Question

If $\tan \theta = \dfrac{{1 - \cos \theta }}{{\sin \theta }}$, then $\tan 3\theta $ is equal to

Answer 1

Hint: To solve this question, we would use half angle formulas in the numerator as well as the denominator of RHS. Then, cancelling out the same terms would give us the value of $\tan \theta $ . Now, to find the value of $\tan 3\theta $ , we should know its formula.

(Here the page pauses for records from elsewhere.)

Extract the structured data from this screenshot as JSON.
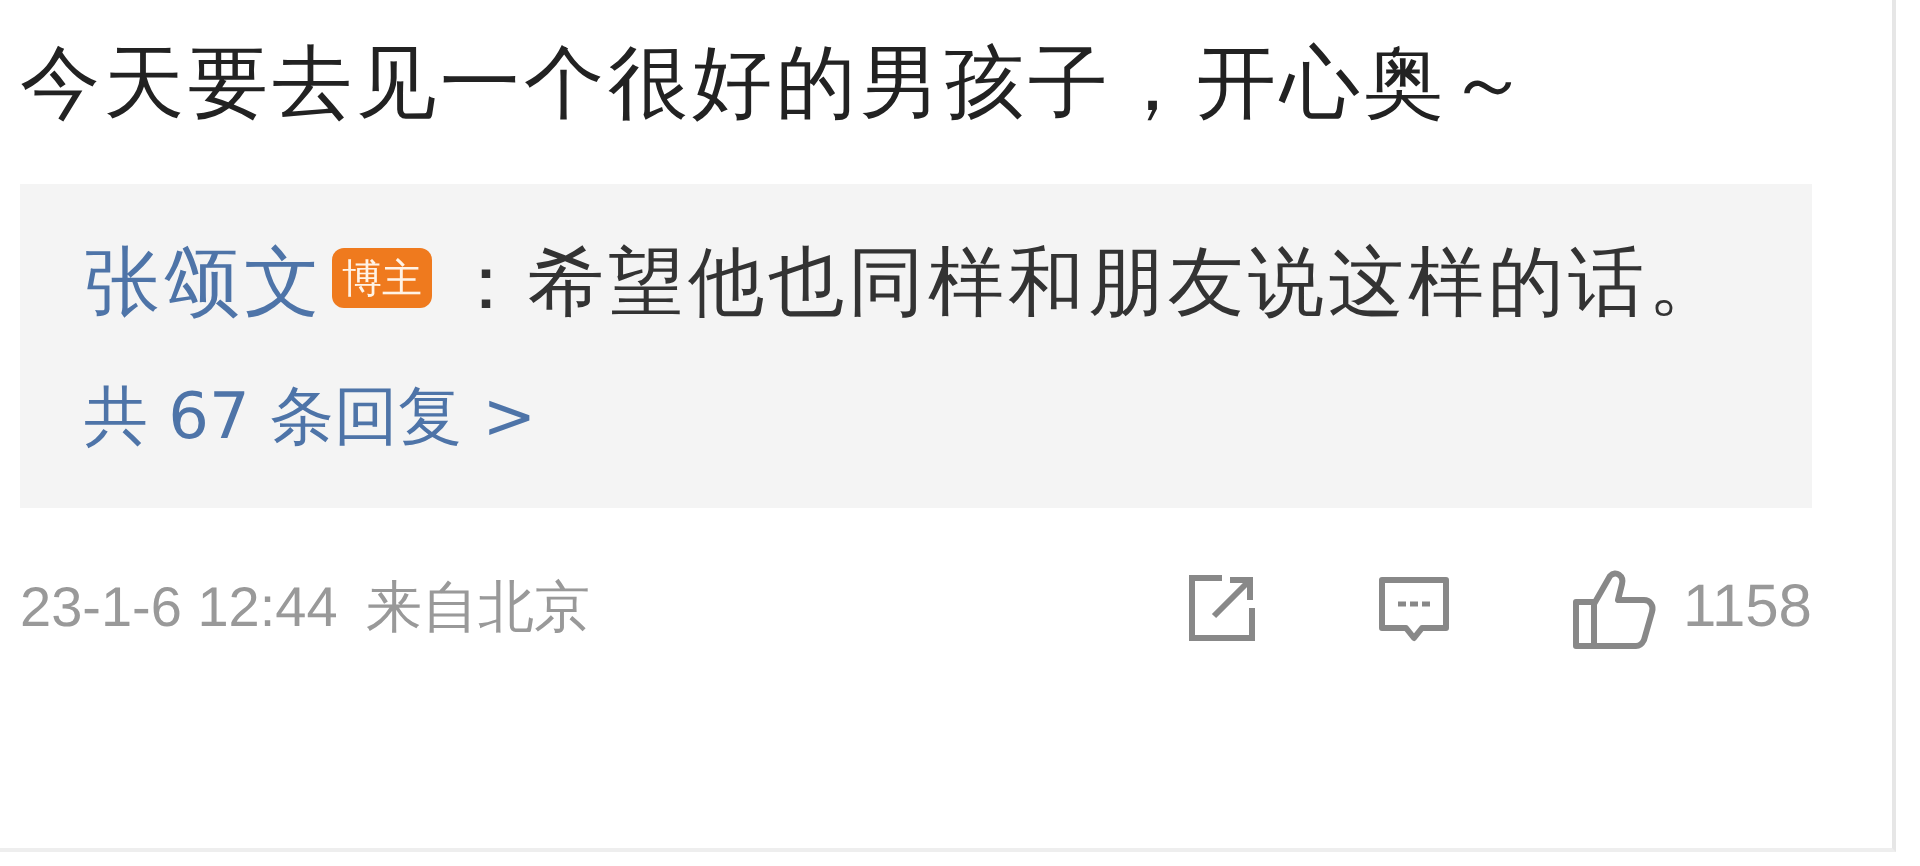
{
  "comment": {
    "text": "今天要去见一个很好的男孩子，开心奥～"
  },
  "reply": {
    "author": "张颂文",
    "badge": "博主",
    "separator": "：",
    "text": "希望他也同样和朋友说这样的话。",
    "more": "共 67 条回复 >"
  },
  "footer": {
    "time": "23-1-6 12:44",
    "location": "来自北京",
    "likes": "1158"
  }
}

Substituting the value of $\tan \theta $ which we have found earlier in the formula of $\tan 3\theta $ we give us our required answer of the same.

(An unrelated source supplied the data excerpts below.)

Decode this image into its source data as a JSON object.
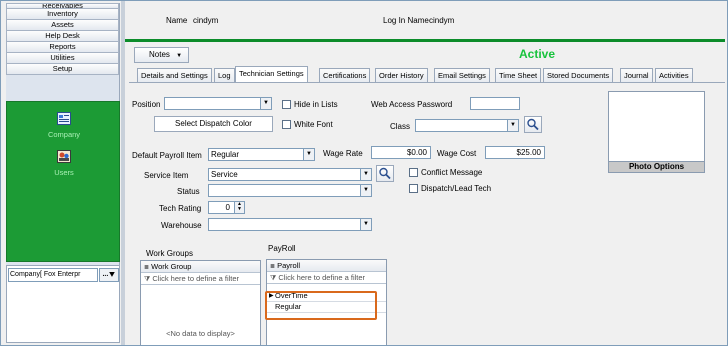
{
  "nav": {
    "items": [
      "Receivables",
      "Inventory",
      "Assets",
      "Help Desk",
      "Reports",
      "Utilities",
      "Setup"
    ],
    "green_items": [
      "Company",
      "Users"
    ],
    "company_field": "Company[ Fox Enterpr",
    "company_button": "..."
  },
  "header": {
    "name_label": "Name",
    "name_value": "cindym",
    "login_label": "Log In Name",
    "login_value": "cindym",
    "notes_button": "Notes",
    "status": "Active"
  },
  "tabs": [
    "Details and Settings",
    "Log",
    "Technician Settings",
    "Certifications",
    "Order History",
    "Email Settings",
    "Time Sheet",
    "Stored Documents",
    "Journal",
    "Activities"
  ],
  "active_tab": "Technician Settings",
  "form": {
    "position_label": "Position",
    "position_value": "",
    "hide_in_lists_label": "Hide in Lists",
    "web_access_password_label": "Web Access Password",
    "web_access_password_value": "",
    "select_dispatch_color_button": "Select Dispatch Color",
    "white_font_label": "White Font",
    "class_label": "Class",
    "class_value": "",
    "default_payroll_item_label": "Default Payroll Item",
    "default_payroll_item_value": "Regular",
    "wage_rate_label": "Wage Rate",
    "wage_rate_value": "$0.00",
    "wage_cost_label": "Wage Cost",
    "wage_cost_value": "$25.00",
    "service_item_label": "Service Item",
    "service_item_value": "Service",
    "conflict_message_label": "Conflict Message",
    "status_label": "Status",
    "status_value": "",
    "dispatch_lead_tech_label": "Dispatch/Lead Tech",
    "tech_rating_label": "Tech Rating",
    "tech_rating_value": "0",
    "warehouse_label": "Warehouse",
    "warehouse_value": "",
    "photo_options_button": "Photo Options"
  },
  "work_groups": {
    "title": "Work Groups",
    "column": "Work Group",
    "filter_placeholder": "Click here to define a filter",
    "empty_text": "<No data to display>"
  },
  "payroll": {
    "title": "PayRoll",
    "column": "Payroll",
    "filter_placeholder": "Click here to define a filter",
    "rows": [
      "OverTime",
      "Regular"
    ],
    "highlight_color": "#d9691c"
  },
  "colors": {
    "status_active": "#17c33c",
    "nav_green": "#1c9b35"
  }
}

Complete step-by-step answer:
According to the question,
$\tan \theta = \dfrac{{1 - \cos \theta }}{{\sin \theta }}$
Now, as we know,
$\cos 2\theta = 1 - 2{\sin ^2}\theta $
$ \Rightarrow 1 - \cos 2\theta = 2{\sin ^2}\theta $…………………………..$\left( 1 \right)$
Also,
$\sin 2\theta = 2\sin \theta .\cos \theta $…………………………..$\left( 2 \right)$
Now, using these half angle formulas i.e. $\left( 1 \right)$ and $\left( 2 \right)$ in the numerator and denominator of the given equation, we get,
$\tan \theta = \dfrac{{2{{\sin }^2}\dfrac{\theta }{2}}}{{2\sin \dfrac{\theta }{2}.\cos \dfrac{\theta }{2}}}$
These formulas are called half angle formulas because when we apply them, they reduce the given angle to its half angle (as we saw in this question as well).
Now, we would cancel out $2\sin \dfrac{\theta }{2}$ from numerator and denominator,
$ \Rightarrow \tan \theta = \dfrac{{\sin \dfrac{\theta }{2}}}{{\cos \dfrac{\theta }{2}}}$
$ \Rightarrow \tan \theta = \tan \dfrac{\theta }{2}$…………………………………$\left( 3 \right)$
(Because, $\tan \theta = \dfrac{{\sin \theta }}{{\cos \theta }}$)
Now, we have to find the value of $\tan 3\theta $.
As we know,
$\tan 3\theta = \dfrac{{3\tan \theta - {{\tan }^3}\theta }}{{1 - 3{{\tan }^2}\theta }}$
Now, substituting $\tan \theta $ by $\tan \dfrac{\theta }{2}$ because of equation $\left( 3 \right)$ , we get,
$\tan 3\theta = \dfrac{{3\tan \dfrac{\theta }{2} - {{\tan }^3}\dfrac{\theta }{2}}}{{1 - 3{{\tan }^2}\dfrac{\theta }{2}}}$
Now, this cannot be solved further, and hence, this is the required value of $\tan 3\theta $.
Therefore, we can say that,
If $\tan \theta = \dfrac{{1 - \cos \theta }}{{\sin \theta }}$, then $\tan 3\theta $ is equal to $\dfrac{{3\tan \dfrac{\theta }{2} - {{\tan }^3}\dfrac{\theta }{2}}}{{1 - 3{{\tan }^2}\dfrac{\theta }{2}}}$.
Hence, this is our required answer.

Note: In order to answer these questions, we should know the half angle formulas and specially the formula of $\tan 3\theta $ . Otherwise, if we would try to prove the formula of $\tan 3\theta $ then unnecessary it would consume a lot of time. Hence, knowing these formulas and how to imply them would help us reach our required answer.